Regulation of myosin regulatory light chain phosphorylation via cyclic GMP during chemotaxis of Dictyostelium.

Previous studies on the chemotactic movement of Dictyostelium have indicated a role for cyclic GMP in regulating the association of myosin II with the cytoskeleton. In this study we have examined the part played by phosphorylation of the 18 kDa myosin regulatory light chain in this event.
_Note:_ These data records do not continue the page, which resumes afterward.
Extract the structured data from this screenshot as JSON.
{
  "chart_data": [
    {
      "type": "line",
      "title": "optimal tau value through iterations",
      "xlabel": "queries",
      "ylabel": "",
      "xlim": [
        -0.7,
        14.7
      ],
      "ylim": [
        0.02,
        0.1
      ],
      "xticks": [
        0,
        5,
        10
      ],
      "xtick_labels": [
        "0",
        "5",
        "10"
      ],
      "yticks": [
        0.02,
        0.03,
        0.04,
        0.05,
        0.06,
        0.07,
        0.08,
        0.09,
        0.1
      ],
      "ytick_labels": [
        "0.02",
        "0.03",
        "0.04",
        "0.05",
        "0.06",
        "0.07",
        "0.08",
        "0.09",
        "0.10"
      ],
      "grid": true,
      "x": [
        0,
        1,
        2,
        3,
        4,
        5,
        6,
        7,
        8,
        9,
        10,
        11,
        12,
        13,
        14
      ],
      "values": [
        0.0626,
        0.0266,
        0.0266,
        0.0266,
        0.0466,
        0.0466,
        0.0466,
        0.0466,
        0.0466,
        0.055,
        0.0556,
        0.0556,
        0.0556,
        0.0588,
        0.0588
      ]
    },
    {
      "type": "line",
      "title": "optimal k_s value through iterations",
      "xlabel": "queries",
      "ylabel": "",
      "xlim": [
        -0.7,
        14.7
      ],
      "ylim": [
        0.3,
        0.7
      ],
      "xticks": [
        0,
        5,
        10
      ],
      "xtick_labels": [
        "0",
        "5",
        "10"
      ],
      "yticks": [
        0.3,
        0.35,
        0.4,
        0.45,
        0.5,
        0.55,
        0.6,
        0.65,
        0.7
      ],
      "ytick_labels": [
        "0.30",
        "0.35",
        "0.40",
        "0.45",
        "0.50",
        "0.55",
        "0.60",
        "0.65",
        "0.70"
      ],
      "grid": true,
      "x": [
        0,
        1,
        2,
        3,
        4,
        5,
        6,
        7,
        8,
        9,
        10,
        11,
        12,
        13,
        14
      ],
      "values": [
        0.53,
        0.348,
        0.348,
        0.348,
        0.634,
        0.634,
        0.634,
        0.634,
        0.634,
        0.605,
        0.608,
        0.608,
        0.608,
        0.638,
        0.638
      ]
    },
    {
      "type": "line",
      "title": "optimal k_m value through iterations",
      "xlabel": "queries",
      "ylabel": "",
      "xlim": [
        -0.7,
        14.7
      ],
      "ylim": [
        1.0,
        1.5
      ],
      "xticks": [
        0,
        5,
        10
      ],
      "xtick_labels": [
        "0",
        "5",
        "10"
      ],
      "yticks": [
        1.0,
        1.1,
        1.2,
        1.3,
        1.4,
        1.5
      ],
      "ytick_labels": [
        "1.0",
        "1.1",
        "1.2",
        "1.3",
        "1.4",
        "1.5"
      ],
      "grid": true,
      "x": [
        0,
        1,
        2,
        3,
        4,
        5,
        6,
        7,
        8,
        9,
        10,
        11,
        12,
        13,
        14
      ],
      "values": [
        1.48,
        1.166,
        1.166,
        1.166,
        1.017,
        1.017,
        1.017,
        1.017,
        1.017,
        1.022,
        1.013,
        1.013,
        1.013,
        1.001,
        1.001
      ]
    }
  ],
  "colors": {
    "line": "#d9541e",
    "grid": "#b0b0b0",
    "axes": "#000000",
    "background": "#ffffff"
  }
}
Using streamer F mutant NP368 (which is deficient in the structural gene for cyclic GMP-specific phosphodiesterase) we find that, for the regulatory light chain kinase, the major peak of phosphorylation is delayed compared to the parental control strain XP55, occurring at 80 seconds rather than about 30 seconds in XP55. In two independently derived mutants that are unable to increase their cellular concentration of cyclic GMP (above basal levels) in response to a chemotactic stimulus of cyclic AMP (KI-10 and SA219), no increase in the phosphorylation of the light chain occurred, or movement of myosin II to the cytoskeleton. We also find a smaller peak of light chain phosphorylation that occurs within 10 seconds of cyclic AMP stimulation of the amoebae, and which is absent in the cyclic GMP-unresponsive strains. We conclude that cyclic GMP is involved in regulating light chain phosphorylation in this system. The possible significance of these findings is discussed and a model that relates these findings to published data on cytoskeletal myosin changes during chemotaxis is presented.